His debut novel The River Singers (2013) won the Quality Fiction NSTBA award, was nominated for the Carnegie Medal, longlisted for the UKLA and Branford Boase awards, and shortlisted for the Stockton Children’s Book of the Year. Its sequel The Rising was published in 2014. Trickster, nominated for the 2016 Carnegie Medal, is a “ratrospective”. (No, he won’t stop making that joke.)
In 2016, he joined ten other authors and Lantana Publishing to create A Wisp of Wisdom, giving Cameroonian children back their stories. In 2017, his first follow-ups to The Wind in the Willows (A Race for Toad Hall and Toad Hall in Lockdown) came out, and 2018 saw the publication of the next in the series: Toad in Trouble Waters, and Operation Toad. His books have so far been translated into seven languages, the French translation of The River Singers winning Le Prix LibbyLit for junior fiction in 2014.

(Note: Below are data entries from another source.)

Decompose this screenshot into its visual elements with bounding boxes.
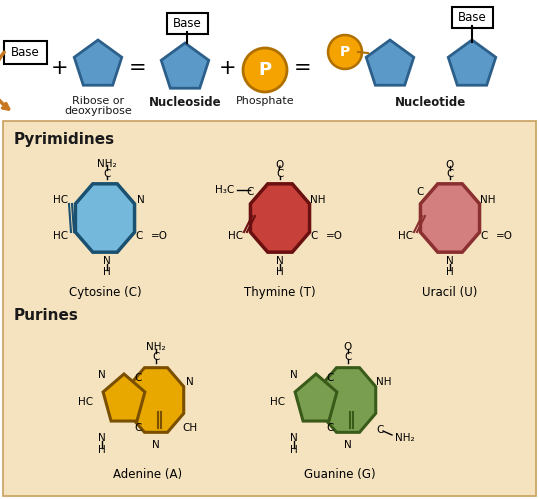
Text: C: C: [134, 423, 142, 433]
Text: C: C: [446, 169, 454, 179]
Text: C: C: [153, 352, 160, 362]
Text: +: +: [219, 58, 237, 78]
Text: C: C: [480, 231, 488, 241]
Text: Base: Base: [11, 45, 39, 58]
Polygon shape: [251, 184, 309, 252]
Text: C: C: [277, 169, 284, 179]
Text: C: C: [376, 425, 384, 435]
Text: N: N: [446, 256, 454, 266]
Polygon shape: [366, 40, 414, 85]
Text: HC: HC: [398, 231, 413, 241]
Text: O: O: [276, 160, 284, 170]
Polygon shape: [103, 374, 145, 421]
Text: C: C: [134, 373, 142, 383]
Text: Purines: Purines: [14, 308, 79, 323]
Text: HC: HC: [53, 195, 68, 205]
Text: Pyrimidines: Pyrimidines: [14, 132, 115, 147]
Polygon shape: [295, 374, 337, 421]
Text: H: H: [446, 267, 454, 277]
FancyBboxPatch shape: [3, 121, 536, 496]
Polygon shape: [420, 184, 480, 252]
Circle shape: [243, 48, 287, 92]
Text: HC: HC: [53, 231, 68, 241]
Text: Adenine (A): Adenine (A): [113, 468, 183, 481]
FancyBboxPatch shape: [452, 6, 493, 27]
Text: C: C: [326, 423, 334, 433]
Text: N: N: [152, 440, 160, 450]
Text: C: C: [103, 169, 110, 179]
Polygon shape: [448, 40, 496, 85]
FancyBboxPatch shape: [167, 12, 208, 33]
Text: C: C: [246, 187, 254, 197]
Text: C: C: [416, 187, 424, 197]
Text: C: C: [310, 231, 317, 241]
Text: N: N: [137, 195, 145, 205]
Text: C: C: [135, 231, 143, 241]
Text: Cytosine (C): Cytosine (C): [68, 286, 141, 299]
Text: N: N: [344, 440, 352, 450]
Text: =O: =O: [326, 231, 343, 241]
Text: NH: NH: [310, 195, 326, 205]
Text: HC: HC: [271, 397, 286, 407]
Text: HC: HC: [229, 231, 244, 241]
Text: H: H: [290, 445, 298, 455]
Text: N: N: [290, 433, 298, 443]
Text: N: N: [98, 433, 106, 443]
Text: =O: =O: [496, 231, 513, 241]
Text: =: =: [294, 58, 312, 78]
Text: Base: Base: [172, 16, 202, 29]
Polygon shape: [320, 368, 376, 432]
Text: deoxyribose: deoxyribose: [64, 106, 132, 116]
Text: H: H: [98, 445, 106, 455]
Text: Nucleoside: Nucleoside: [149, 96, 222, 109]
Text: H: H: [103, 267, 111, 277]
Text: Phosphate: Phosphate: [236, 96, 294, 106]
Text: N: N: [276, 256, 284, 266]
Text: NH: NH: [376, 377, 392, 387]
Text: +: +: [51, 58, 69, 78]
Text: Nucleotide: Nucleotide: [395, 96, 466, 109]
Text: =O: =O: [151, 231, 168, 241]
Text: NH₂: NH₂: [146, 342, 166, 352]
Circle shape: [328, 35, 362, 69]
Text: O: O: [446, 160, 454, 170]
Bar: [0, 0, 539, 119]
Text: CH: CH: [182, 423, 198, 433]
Text: Ribose or: Ribose or: [72, 96, 124, 106]
Polygon shape: [75, 184, 135, 252]
Polygon shape: [161, 43, 209, 88]
Text: Thymine (T): Thymine (T): [244, 286, 316, 299]
Text: P: P: [258, 61, 272, 79]
Text: N: N: [98, 370, 106, 380]
Text: =: =: [129, 58, 147, 78]
Text: C: C: [344, 352, 351, 362]
Text: NH₂: NH₂: [395, 433, 414, 443]
Text: C: C: [326, 373, 334, 383]
Text: H: H: [276, 267, 284, 277]
Polygon shape: [74, 40, 122, 85]
Text: N: N: [290, 370, 298, 380]
Text: O: O: [344, 342, 352, 352]
Text: Uracil (U): Uracil (U): [423, 286, 478, 299]
Text: HC: HC: [79, 397, 94, 407]
Text: H₃C: H₃C: [216, 185, 234, 195]
Text: NH₂: NH₂: [97, 159, 117, 169]
Text: Base: Base: [458, 10, 486, 23]
FancyBboxPatch shape: [3, 40, 46, 63]
Text: NH: NH: [480, 195, 496, 205]
Text: P: P: [340, 45, 350, 59]
Text: Guanine (G): Guanine (G): [304, 468, 376, 481]
Text: N: N: [103, 256, 111, 266]
Polygon shape: [128, 368, 184, 432]
Text: N: N: [186, 377, 194, 387]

Elegy For A River: Whiskers, Claws and Conservation’s Last, Wild Hope (Transworld, 2021) takes inspiration from the eleven years Tom spent beside rivers, fens, canals, lakes and streams, researching water voles. Warm and entertaining, it introduces the reader to the small, brown, bewhiskered creatures that were once a totem of our rivers but have found themselves endangered in recent years. The Daily Mail named it one of their Books of the Week and Raynor Winn described its pages as ‘shot through with a quicksilver light reflected from wet fur – not a lament for our rivers but a chorus of hope for their future.’
Tom’s next book, Ghosts in the Hedgerow, will be published by Doubleday in Spring 2023.